BABBLING BROOKS column–Express Editor Kim Brooks
I received a call last week from local residents who were visiting Cody, Wyo., recently. Cody, Wyo., is named after Colonel William F. “Buffalo Bill” Cody. While there, they toured a museum and found out that Buffalo Bill’s Wild West Show toured the State of Iowa in 1899 and stopped in Monticello.
Wanting to prove whether this was in fact the truth, I used a handy tool found on the Monticello library website, in which you can search for anything in the Monticello Express digital archives.
I searched for any mention of Buffalo Bill Cody within the 1899 Express issues and… he was in fact in town. There were two shows that took place on Sept. 27, 1899 at a park in town. That was practically 113 years to the day!
Now I should probably say right off the bat that I have heard of Buffalo Bill Cody, but I do not know much at all about the historic figure.
I found out he was in fact a military man, born in Iowa in what is now the town of LeClaire, also famous for the TV show “American Pickers.”
In his adult years, he was more known as the host and organizer of his Wild West-themed shows. He took his shows on the road and toured not only in the U.S., but also in Great Britain and Europe.
His shows included performers from around the world, acting in authentic cultural attire: Turks, Gauchos, Arabs, Mongols and Georgians.
The Monticello Express featured information on Buffalo Bill’s Wild West tour in three issues: Sept. 7, 14 and 28, 1899.
“Mr. Frank J. O’Donnell, the general press agent of Buffalo Bill’s Wild West and Congress of Rough Riders was a caller yesterday.” (Monticello Express, Sept. 7, 1899)
Clearly it was newsworthy when a press agent called the newspaper to discuss publicity for a star like Buffalo Bill Cody! Heck even today, when organizers for the O’Reilly Auto Parts Rod & Custom Car Show call and want to set up an interview with the guest of honor like Henry Winkler or John Schneider, it’s pretty exciting!

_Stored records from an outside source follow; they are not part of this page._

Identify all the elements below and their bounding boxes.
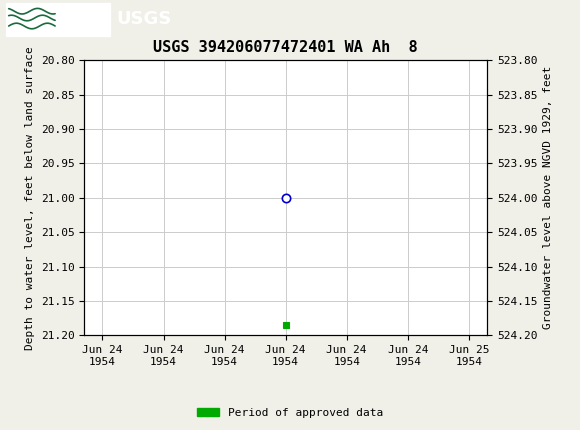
Y-axis label: Groundwater level above NGVD 1929, feet: Groundwater level above NGVD 1929, feet [543, 66, 553, 329]
Title: USGS 394206077472401 WA Ah  8: USGS 394206077472401 WA Ah 8 [153, 40, 418, 55]
Legend: Period of approved data: Period of approved data [193, 403, 387, 422]
Text: USGS: USGS [116, 10, 171, 28]
Bar [6, 3, 110, 36]
Y-axis label: Depth to water level, feet below land surface: Depth to water level, feet below land su… [25, 46, 35, 350]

Also within that same issue: “Monticello has a good reputation among the big shows. Ringling Brothers seldom neglect it on a tour and it is one of the only nine Iowa points where Buffalo Bill will pitch his tents this fall. The Iowa itinerary of the Buffalo Bill Wild West Show is as follows: Jefferson, Sept. 19; Webster City, Sept. 20; Algona, Sept. 21; Marshalltown, Sept. 22; Mason City, Sept. 23; Cresco, Sept. 26; Monticello, Sept. 27; Cedar Rapids, Sept. 28; and Centerville, Sept. 29.”
A feature on the show to hit Monticello was seen in the Sept. 14, 1899 Express: “Never before in the history of Buffalo Bill’s Wild West and Congress of Rough Riders has its success been so pronounced as during the present season. This can be accredited in a measure to the unique general characteristic of the entire entertainment, which is, in every respect, different from any other show presented to the public. One strong feature, which has been added materially to the drawing qualities of the exhibition, is the timely production of the Battle of San Juan Hill. The details of the original being so recently and firmly impressed upon the mind and hearts of the American people that they welcome the enterprise of the management of the Wild West in affording them an opportunity to see this wonderfully realistic representation of that famous battle, and at the same time allow them to give expression of their patriotism almost directly to the many score of heroes of the Spanish-American War. The audience attending the Wild West have been of an exceptional character and have included among their numbers nearly every prominent soldier and civilian in and about New York, and the enthusiasm of sedate old men has been as great as that of the small boy perched in the topmost chair in the gallery. Other feature that have added new interest to the entertainment is the putting on exhibition of representatives of our new island possessions, both from the West Indies and the Pacific Ocean.
Colonel Cody (Buffalo Bill) is as active in his part of the exhibition as ever before, and his every appearance in the arena is a signal for large expression of approval from all parts of the house.”
Those to appear in the show included sharpshooter Johnnie Baker and Annie Oakley.
Buffalo Bill had to shows scheduled in Monticello for Sept. 27 at a city park.
In several articles that ran in the Express following the shows on Sept. 28, the town basically shut down for the festivities. “The school board had to meet the demands of childish curiosity and declare a vacation the day of the Buffalo Bill Show.”
“The ladies of the Methodist Church who served meals yesterday on the occasion of the Buffalo Bill Show took in $55.”
In describing the amount of people who came for the event, “Aside from the people who came by team and from long distances, the excursion trains were loaded down.” It was estimated that 12,000 to 14,000 people packed the town for the shows.
While you’d expect an outstanding show, the article said, “Opinions differ as the merit of the performance. Those who had never seen the attraction before were well-satisfied, while others who had witnessed it felt that little had been added since the world’s fair.” (Buffalo Bill performed at the world’s fair in Chicago in 1893.)